Per il richiamo del pasto si suona il corno: io amo suonare fuori dalla finestra verso il campo di sotto ed i laboratori e poi di nuovo fuori dalla porta verso l’orto e la stanza dei pellegrini e grido: “A comeeeeer”. Poi ci disponiamo in cerchio e, per mano, cantiamo una canzone. Una canzone che ricorda ogni giorno la fortuna di mangiare un pasto caldo seduti in compagnia ad un tavolo.
Ho cominciato a occuparmi dei formaggi: andiamo a prendere 30 litri di latte e faccio, con l’aiuto di una bellissima ragazza spagnola, 10-12 forme. Poi riposano nell’Horreo, la tipica costruzione del nord della Spagna per conservare il raccolto. Quasi ogni giorno controllo come stanno: li giro e rigiro e li ungo di olio ed aceto. È il mio compito, ed io sono la loro custode.
L’inverno si fa presto sentire: è freddo ed umido e la pioggia ci barrica in casa togliendoci lavoro. Rubo maglioni dall’armadio comune e dormo sotto chili di coperte.
Meno pellegrini passano a visitarci, meno raccolto offre l’inverno.
Gli spazi, per me, si fanno stretti.
Incombenze mi chiamano di ritorno a Padova.
Decido di tornare verso casa, questa volta in aereo e lascio la famiglia con le lacrime agli occhi.
La mia ultima sera è una grande emozione. Compriamo il vino, concesso solo in occasioni speciali. Ceniamo cordon bleu fatti in casa e beviamo. Mi regalano un brindisi con un ringraziamento ed io non posso che ricambiare allo stesso modo e più.
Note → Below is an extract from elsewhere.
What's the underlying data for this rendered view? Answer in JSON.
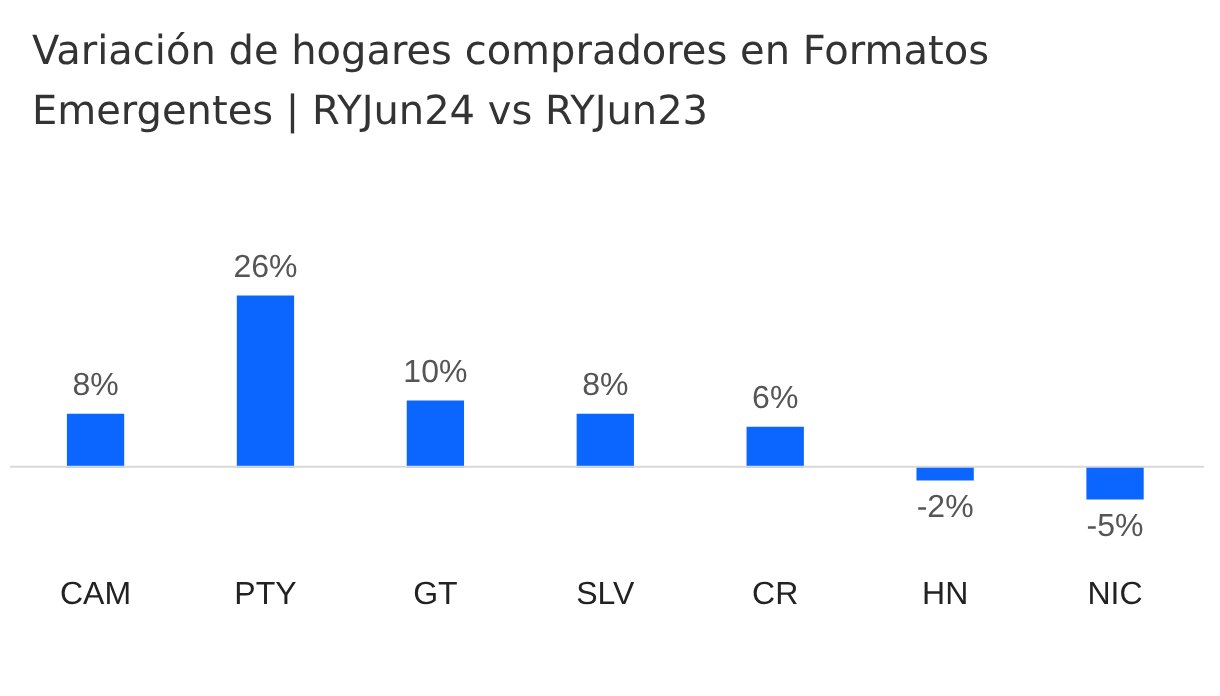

Il mio maestro uruguaio ha un aria triste, ma mi sorride.
Continuiamo per ore le chiacchiere e il vino sotto il porticato mentre piove leggero. Fumiamo tabacco e ridiamo. Più che mai mi sento realizzata: accolta a braccia aperte da queste dodici, pazze, persone. Ed abbracciata da un arrivederci sincero e carico di speranza.
Grazie.
È confortevole sapere che esistono nel mondo, persone e comunità come questa.